We’ll get into Tyler Zeller’s potential impact tomorrow. For now, what does this trade mean for the unguaranteed players on Boston’s roster?
First, the Celtics have about $56 million in salaries returning, $4 million committed to Smart and Young next season per the rookie scale, and $10 million tied up between Zeller and Thornton, and they handed Avery Bradley $8 million per year over the next four seasons earlier this summer. When everything shakes out Boston has committed $78.8 million at the moment.
As currently constructed, the Celtics have 17 players on their roster. Some of those players (LOOKING AT YOU KEITH BOGANS) will certainly be gone by the time the season roles around, but for Boston’s unguaranteed players, this trade was not good news. Let’s break this down:
Marcus Thornton’s expiring deal is a valuable trade chip as well as an expiring piece. Boston can let him stay on the roster through 2014-15 and create $8 million in cap space at the end of the season, or they can play him significant minutes, hope he shows skills that would help a contender and try to get something useful out of the deal.

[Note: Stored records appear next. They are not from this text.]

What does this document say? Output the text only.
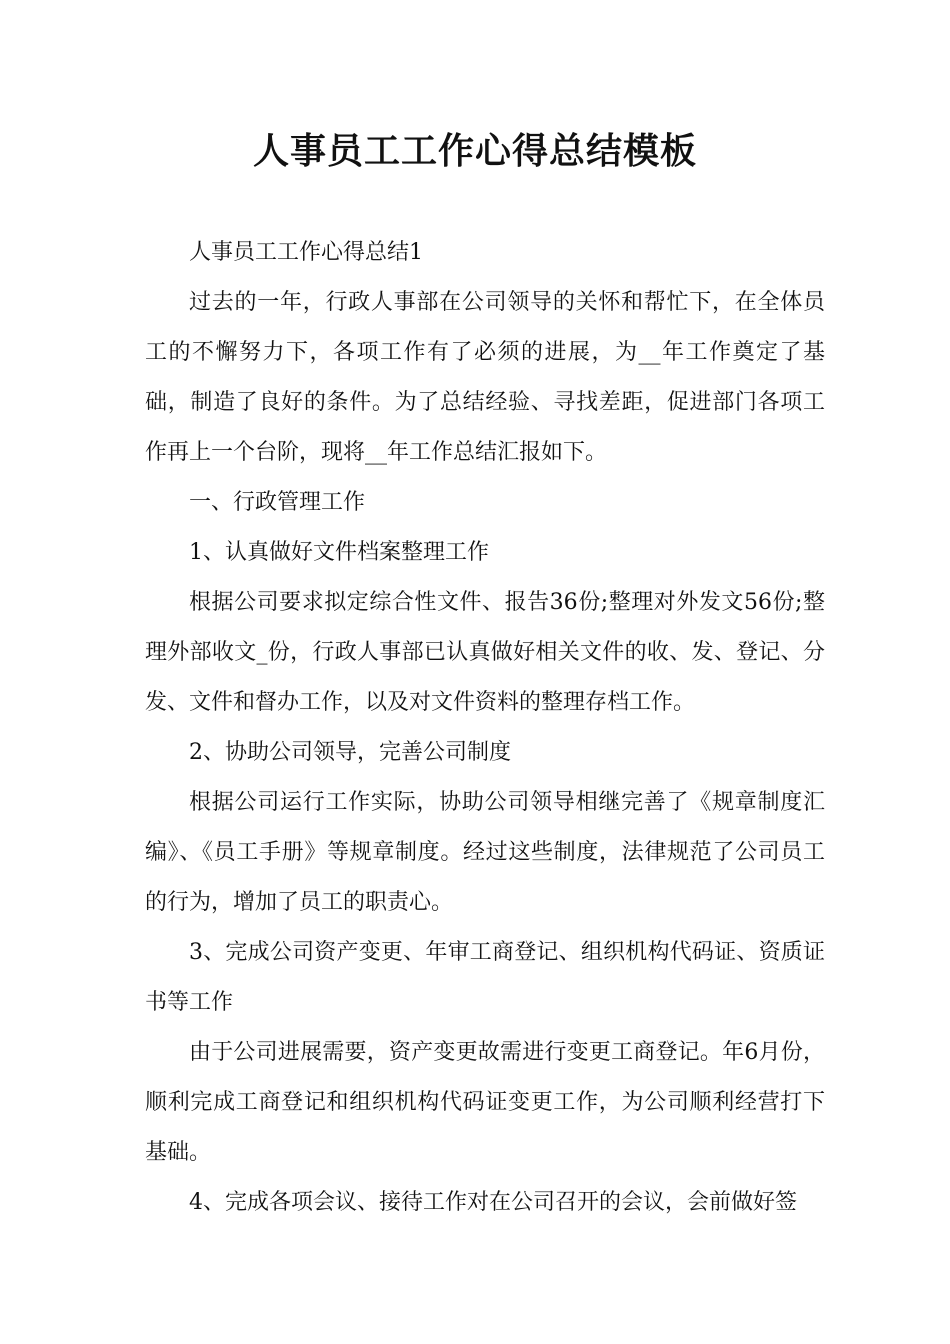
人事员工工作心得总结模板

人事员工工作心得总结1

过去的一年，行政人事部在公司领导的关怀和帮忙下，在全体员工的不懈努力下，各项工作有了必须的进展，为__年工作奠定了基础，制造了良好的条件。为了总结经验、寻找差距，促进部门各项工作再上一个台阶，现将__年工作总结汇报如下。

一、行政管理工作

1、认真做好文件档案整理工作

根据公司要求拟定综合性文件、报告36份;整理对外发文56份;整理外部收文_份，行政人事部已认真做好相关文件的收、发、登记、分发、文件和督办工作，以及对文件资料的整理存档工作。

2、协助公司领导，完善公司制度

根据公司运行工作实际，协助公司领导相继完善了《规章制度汇编》、《员工手册》等规章制度。经过这些制度，法律规范了公司员工的行为，增加了员工的职责心。

3、完成公司资产变更、年审工商登记、组织机构代码证、资质证书等工作

由于公司进展需要，资产变更故需进行变更工商登记。年6月份，顺利完成工商登记和组织机构代码证变更工作，为公司顺利经营打下基础。

4、完成各项会议、接待工作对在公司召开的会议，会前做好签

This, unfortunately, does not bode well for Chris Johnson. Johnson’s deal — which would pay him an extremely cap-friendly $915k next year — is not guaranteed. Johnson hustles like crazy, he plays decent defense, he’s very athletic, and he’s a moderately respectable 3-point shooter (although 33.4 percent is no reason to offer a guaranteed deal). None of that, unfortunately, justifies keeping him around on such a crowded roster with so many shooting guards. One would hope Johnson’s performance last season will earn him another look on another roster, but Boston just doesn’t have enough space to keep him.
Babb’s situation is even more precarious than Johnson’s. When Babb gets going and knocks down a couple of jumpers, he can spread the floor nicely. His 3-point stroke is perfect. Defensively, he contests every shot and is generally in the right place at the right time.

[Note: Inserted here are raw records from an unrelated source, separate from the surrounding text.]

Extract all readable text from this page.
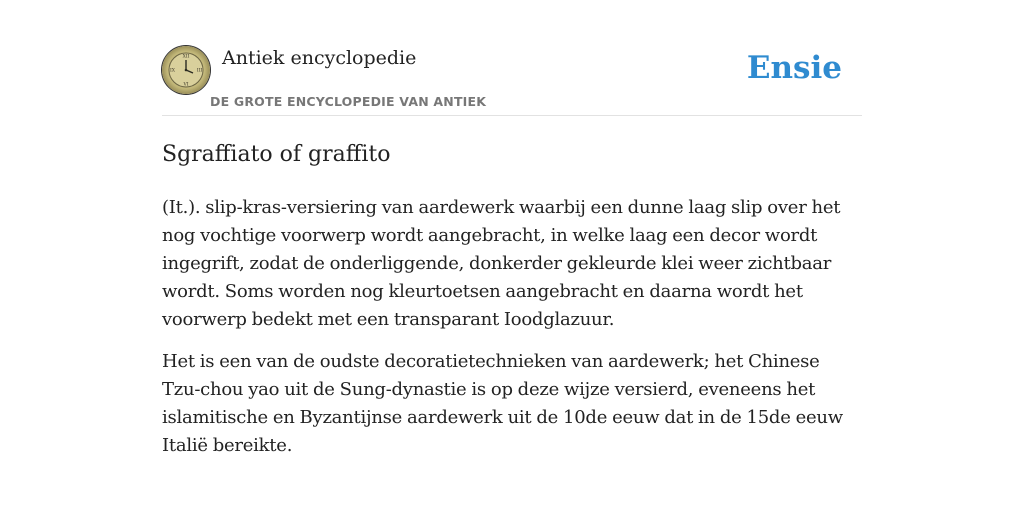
XII
III
VI
IX
Antiek encyclopedie
DE GROTE ENCYCLOPEDIE VAN ANTIEK
Ensie
Sgraffiato of graffito

(It.). slip-kras-versiering van aardewerk waarbij een dunne laag slip over het nog vochtige voorwerp wordt aangebracht, in welke laag een decor wordt ingegrift, zodat de onderliggende, donkerder gekleurde klei weer zichtbaar wordt. Soms worden nog kleurtoetsen aangebracht en daarna wordt het voorwerp bedekt met een transparant Ioodglazuur.

Het is een van de oudste decoratietechnieken van aardewerk; het Chinese Tzu-chou yao uit de Sung-dynastie is op deze wijze versierd, eveneens het islamitische en Byzantijnse aardewerk uit de 10de eeuw dat in de 15de eeuw Italië bereikte.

None of that, unfortunately, makes him indispensable. Boston loves his work ethic, and he was great both on the bench and in the locker room, but last season was a freebie for the Celtics. They could afford to bring in a player that performed well in training camp and who simply was a good guy to have around, giving him a chance to prosper in the NBA
Babb didn’t do enough to truly prosper last season, and this year, roster spots mean something. He is extremely unlikely to be on the team this fall.
This case is a little more interesting.
Unlike Johnson and Babb, Pressey has the potential to be a truly effective NBA player off the bench if he can improve his scoring. I wrote about him yesterday here, but it bears repeating: The organization loves him, he’s quick, he’s smart, and if he can develop some semblance of a scoring threat, he could be a legitimate NBA threat on both ends.
Summer League is even more important for Pressey now. He has been working hard on both his floater and his jumper, and if he can demonstrate recognizable improvement, he could remain on the roster as the third point guard.